Er pulsierte unter meiner Handfläche. Wie ein kräftiges Herz.

Im inneren Palast stand ebenfalls einen Schrein der Mutter. Mein Weg hatte mich noch nie dorthin geführt, aber Juna betete regelmäßig in dem Gotteshaus. Ein Besuch nach der Hochzeit gehörte zu den Zeremonien, die der elfische Hofstaat von uns verlangte. Da ein Templer der Drachen uns traute, fehlte der Segen der Mutter.

Meine Liebste streichelte über die zehenlosen Füße der Statue, wie zur Begrüßung, dann drückte sie die Hand auf den gewölbten Bauch der Mutter.

„Heilige Mutter. Ich bringe dir nun endlich meine einzige Liebe. Das Geschenk, das du zu mir geführt hast."

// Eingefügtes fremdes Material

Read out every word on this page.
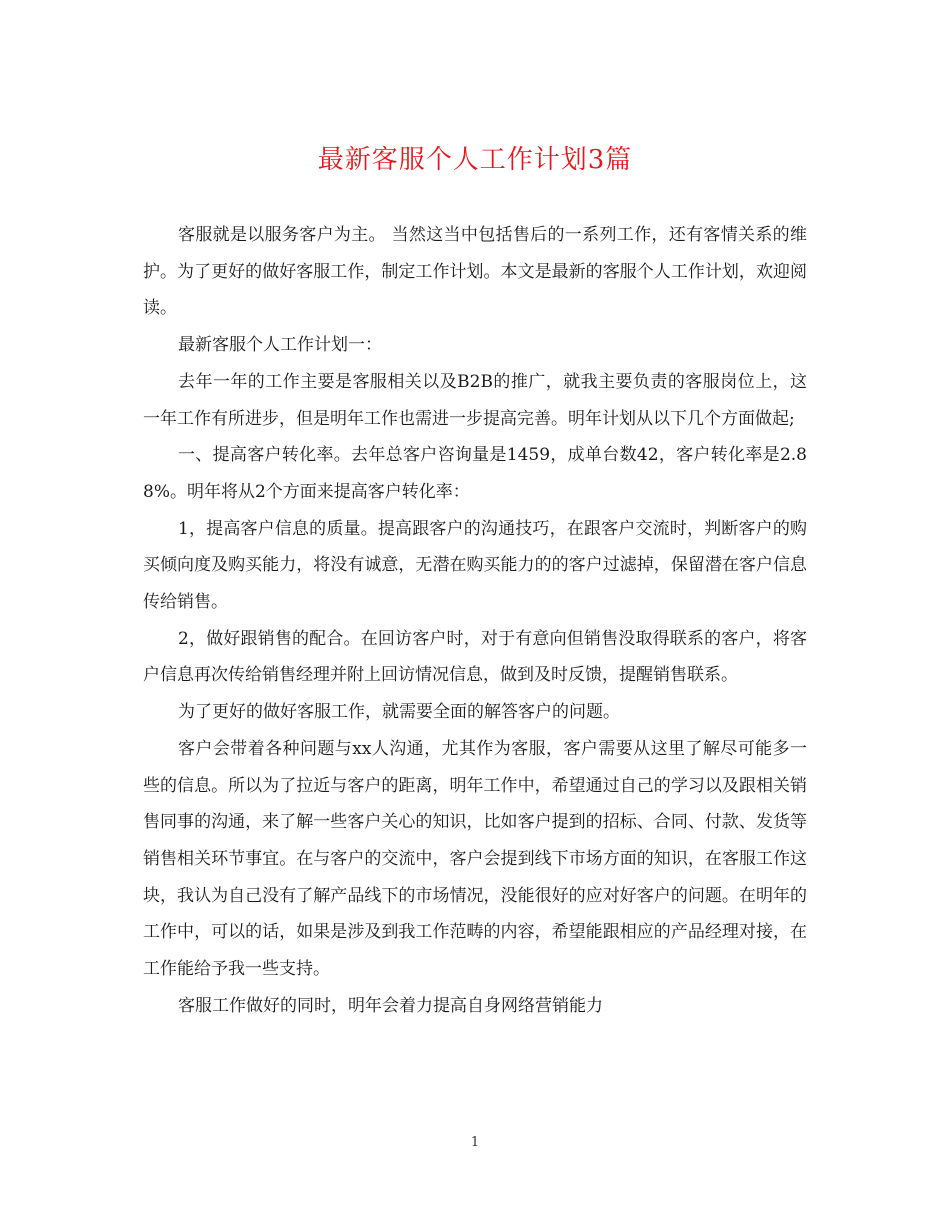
最新客服个人工作计划3篇

客服就是以服务客户为主。 当然这当中包括售后的一系列工作，还有客情关系的维护。为了更好的做好客服工作，制定工作计划。本文是最新的客服个人工作计划，欢迎阅读。

最新客服个人工作计划一：

去年一年的工作主要是客服相关以及B2B的推广，就我主要负责的客服岗位上，这一年工作有所进步，但是明年工作也需进一步提高完善。明年计划从以下几个方面做起;

一、提高客户转化率。去年总客户咨询量是1459，成单台数42，客户转化率是2.88%。明年将从2个方面来提高客户转化率：

1，提高客户信息的质量。提高跟客户的沟通技巧，在跟客户交流时，判断客户的购买倾向度及购买能力，将没有诚意，无潜在购买能力的的客户过滤掉，保留潜在客户信息传给销售。

2，做好跟销售的配合。在回访客户时，对于有意向但销售没取得联系的客户，将客户信息再次传给销售经理并附上回访情况信息，做到及时反馈，提醒销售联系。

为了更好的做好客服工作，就需要全面的解答客户的问题。

客户会带着各种问题与xx人沟通，尤其作为客服，客户需要从这里了解尽可能多一些的信息。所以为了拉近与客户的距离，明年工作中，希望通过自己的学习以及跟相关销售同事的沟通，来了解一些客户关心的知识，比如客户提到的招标、合同、付款、发货等销售相关环节事宜。在与客户的交流中，客户会提到线下市场方面的知识，在客服工作这块，我认为自己没有了解产品线下的市场情况，没能很好的应对好客户的问题。在明年的工作中，可以的话，如果是涉及到我工作范畴的内容，希望能跟相应的产品经理对接，在工作能给予我一些支持。

客服工作做好的同时，明年会着力提高自身网络营销能力

1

Helles Licht umgab Junas Finger. Ein sanfter Schein. Wenn ich in ihn blickte, erfüllte mich derselbe Friede, den der weise Drache in mir weckte. Als ruhte ich im Schoß der Götter, endlos geliebt und beschützt vom Leid der Welt.

Als meine Liebste meine Wange berührte, kribbelte meine Haut in wohliger Wärme.

„Begrüße die Mutter. Sie will dich endlich kennenlernen."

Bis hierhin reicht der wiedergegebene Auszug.